At least Ryan is consistent. Romney, however, doesn’t know the meaning of the word. Dan Gardiner writes that Romney has campaigned :
as a moderate, a pragmatist, even a liberal. He has campaigned as conservative one long shot of Ted Nugent’s bow to the right of Ronald Reagan. He has been pro-choice, pro-life, pro-whatever the hell the polls say he needs to be to win. His greatest accomplishment as governor of Massachusetts was the implementation of a policy that ensured health care for everyone in the state yet he is now campaigning to win the White House by fiercely attacking ObamaCare, which is essentially the same policy implemented by Barack Obama at the federal level.

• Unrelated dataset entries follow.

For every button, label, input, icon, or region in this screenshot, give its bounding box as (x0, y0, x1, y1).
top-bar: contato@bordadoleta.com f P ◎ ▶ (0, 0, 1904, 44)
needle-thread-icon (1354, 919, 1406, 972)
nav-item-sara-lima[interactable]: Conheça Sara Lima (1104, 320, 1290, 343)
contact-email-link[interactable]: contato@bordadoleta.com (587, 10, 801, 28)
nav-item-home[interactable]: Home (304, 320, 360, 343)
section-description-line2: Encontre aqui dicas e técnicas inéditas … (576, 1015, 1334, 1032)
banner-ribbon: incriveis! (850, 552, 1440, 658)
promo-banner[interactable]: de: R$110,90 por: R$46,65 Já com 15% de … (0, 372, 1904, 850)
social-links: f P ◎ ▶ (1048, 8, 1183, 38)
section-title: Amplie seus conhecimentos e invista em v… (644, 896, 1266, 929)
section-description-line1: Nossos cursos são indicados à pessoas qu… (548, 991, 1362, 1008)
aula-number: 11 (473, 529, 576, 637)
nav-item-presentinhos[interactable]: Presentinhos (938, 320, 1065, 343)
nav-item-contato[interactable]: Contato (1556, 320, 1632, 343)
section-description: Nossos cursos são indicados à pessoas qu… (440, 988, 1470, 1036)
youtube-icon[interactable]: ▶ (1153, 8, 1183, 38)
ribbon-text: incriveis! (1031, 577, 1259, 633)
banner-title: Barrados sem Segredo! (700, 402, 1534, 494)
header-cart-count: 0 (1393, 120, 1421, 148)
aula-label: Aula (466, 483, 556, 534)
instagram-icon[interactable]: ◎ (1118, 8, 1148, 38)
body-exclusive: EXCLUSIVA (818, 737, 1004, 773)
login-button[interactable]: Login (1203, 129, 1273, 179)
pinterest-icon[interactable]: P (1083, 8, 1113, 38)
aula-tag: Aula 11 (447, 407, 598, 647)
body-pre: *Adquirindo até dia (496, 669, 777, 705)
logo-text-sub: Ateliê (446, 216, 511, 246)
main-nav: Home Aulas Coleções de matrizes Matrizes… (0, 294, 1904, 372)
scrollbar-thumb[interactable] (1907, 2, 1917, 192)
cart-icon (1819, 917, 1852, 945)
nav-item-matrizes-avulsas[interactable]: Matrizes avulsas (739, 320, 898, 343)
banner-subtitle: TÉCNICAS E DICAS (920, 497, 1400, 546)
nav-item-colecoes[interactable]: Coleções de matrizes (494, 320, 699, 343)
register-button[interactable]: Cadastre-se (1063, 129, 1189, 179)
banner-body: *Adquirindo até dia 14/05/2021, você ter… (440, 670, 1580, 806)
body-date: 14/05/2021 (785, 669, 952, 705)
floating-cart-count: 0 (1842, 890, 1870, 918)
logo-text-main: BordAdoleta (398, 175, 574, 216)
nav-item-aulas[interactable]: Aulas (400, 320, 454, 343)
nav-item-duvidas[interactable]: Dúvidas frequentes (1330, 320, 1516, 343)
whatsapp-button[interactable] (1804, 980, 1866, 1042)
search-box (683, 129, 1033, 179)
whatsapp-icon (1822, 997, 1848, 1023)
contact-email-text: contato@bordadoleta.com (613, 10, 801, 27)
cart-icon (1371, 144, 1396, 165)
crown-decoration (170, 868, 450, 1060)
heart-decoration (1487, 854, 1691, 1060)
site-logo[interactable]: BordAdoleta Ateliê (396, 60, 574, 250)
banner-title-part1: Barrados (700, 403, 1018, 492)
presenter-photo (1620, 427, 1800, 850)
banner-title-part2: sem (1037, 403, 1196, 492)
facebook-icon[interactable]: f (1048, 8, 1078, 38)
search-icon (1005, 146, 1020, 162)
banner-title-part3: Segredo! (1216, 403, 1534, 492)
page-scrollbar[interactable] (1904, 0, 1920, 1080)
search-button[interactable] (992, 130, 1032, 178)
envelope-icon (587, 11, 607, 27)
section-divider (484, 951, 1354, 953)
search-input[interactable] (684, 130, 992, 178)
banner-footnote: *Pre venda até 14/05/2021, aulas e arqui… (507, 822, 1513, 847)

Watching the Republican convention was like watching that segment in Dumbo where the little fellow with the big ears mistakenly snoots too much whiskey laced water. He hiccups and blows several pink elephants up and around the big top. Clint Eastwood’s speech was the biggest pink elephant of all. As an accomplished actor, he should have remembered what happened to Macbeth after he began talking to empty chairs.
Still, the crowd ate it up. That master of the big top, P.T. Barnum, was right. There really is a sucker born every minute.